The time around childbirth is very critical to both mother and baby and it is when many lives are lost or left with serious morbidities if the right care is not received in time. Ms Sarah Acheng of Mayuge District near the South Eastern shores of Lake Victoria and her baby almost found their way to Uganda’s records of maternal and newborn mortality statistics.
For Sarah, the birth pangs did not only come late at 41 weeks which caused her anxiety, it was also on a rainy day when she had no access to a car to the nearest health facility over five kilometres away from her home. The rains were relentless and not even a motor cycle taxi (commonly known as boda boda) could move on the slippery road. With her labour pains, Sarah in company of her mother slowly made their way on foot to Kigandalo Health Centre IV.
In Sarah’s own words:
“The midwife I found on duty told me that the uterus wasn’t opening. I was here for two days and wasn’t progressing. When the doctor came, he said I had a problem with my pelvis with one side opening but not the other. It was in the evening when there was no electricity and it was threatening to rain. He suggested a referral and I chose to go to Bugiri Hospital. We reached hospital at about 8 pm and the midwives I found on duty were welcoming and helpful. The one who examined me said there was a chance my pelvis could still open up. She also found me with a urinary tract infection and initiated me on treatment. We went through the night struggling with my cervix opening up from 3cm to 6cm at midnight and getting stuck there till morning. The midwife said the next alternative was a caesarian section. I accepted and it was successful.

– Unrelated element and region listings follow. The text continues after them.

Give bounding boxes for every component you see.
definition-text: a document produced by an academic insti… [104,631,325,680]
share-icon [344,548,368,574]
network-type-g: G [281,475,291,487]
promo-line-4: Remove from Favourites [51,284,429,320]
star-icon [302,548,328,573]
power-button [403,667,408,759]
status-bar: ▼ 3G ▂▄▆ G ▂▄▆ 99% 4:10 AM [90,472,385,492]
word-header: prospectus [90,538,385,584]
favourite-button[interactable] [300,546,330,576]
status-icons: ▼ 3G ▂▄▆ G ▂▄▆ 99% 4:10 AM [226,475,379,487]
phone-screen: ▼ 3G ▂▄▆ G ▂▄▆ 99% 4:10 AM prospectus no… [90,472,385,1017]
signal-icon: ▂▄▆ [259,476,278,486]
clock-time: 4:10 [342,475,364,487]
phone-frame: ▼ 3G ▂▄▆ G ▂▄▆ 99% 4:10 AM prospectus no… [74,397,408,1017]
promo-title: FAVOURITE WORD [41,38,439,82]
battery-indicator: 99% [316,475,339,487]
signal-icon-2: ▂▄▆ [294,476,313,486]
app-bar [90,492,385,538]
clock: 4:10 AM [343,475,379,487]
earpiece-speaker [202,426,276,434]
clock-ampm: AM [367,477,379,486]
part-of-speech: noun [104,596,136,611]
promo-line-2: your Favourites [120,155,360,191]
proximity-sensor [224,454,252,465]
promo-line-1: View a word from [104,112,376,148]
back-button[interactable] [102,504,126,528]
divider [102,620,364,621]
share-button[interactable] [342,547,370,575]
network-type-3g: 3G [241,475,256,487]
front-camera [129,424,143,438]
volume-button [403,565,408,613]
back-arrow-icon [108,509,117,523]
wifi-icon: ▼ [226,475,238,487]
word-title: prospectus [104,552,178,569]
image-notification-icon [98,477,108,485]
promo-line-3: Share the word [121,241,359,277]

“However, as a nurse removed dressing on the fourth day, she noticed that there was some pus. She sent me to see a doctor who pressed around and said there was nothing wrong and he would even discharge me which he indeed effected. We left hospital the same day but later that night the pain intensified and, in the morning, I saw pus coming out of the wound. I asked mom to contact a health worker from a nearby clinic who came and also told us it was fat and not pus. But in my heart, I wondered what kind of fat was that smelly. This was the case for two days. I got scared and cried to my mom begging her to take me to a health facility.
“So, we came here [Kigandalo] and by luck we found a doctor still around. He said he had no option but to reopen and drain out the pus. He straight away took me to theatre and started working on me. This was the case on four consecutive days.”
When we found Sarah and her healthy-looking baby boy during a supervision visit under our Maternal and Newborn Scale-up (MANeSCALE) project, she was singing praises for the medical team at Kigandalo Health Centre IV which as among facilities that have benefitted from our support and skills building through training and mentorship activities.
According to the World Health Organisation, although sepsis is the third most common direct cause of maternal mortality, it receives less attention, research and programming with most focus largely directed on the top two killers- postpartum bleeding and hypertensive disorders. As in the case of Sarah, WHO says in a statement that “undetected or poorly managed maternal infections can lead to sepsis, death or disability for the mother and increased likelihood of early neonatal infection and other adverse outcomes.”
Mary says vigilance and quick decision making on the side of both the health workers and post-operative mothers and their caretakers should be embraced by all stakeholders to mitigate cases such as hers.
What can be done to reduce the risk of sepsis as per WHO guidelines:
- access to clean water and sanitation;
- access to quality care during pregnancy and birth;
- responsible and timely access to the right medicines;
- proper infection prevention and control in hospitals and clinics.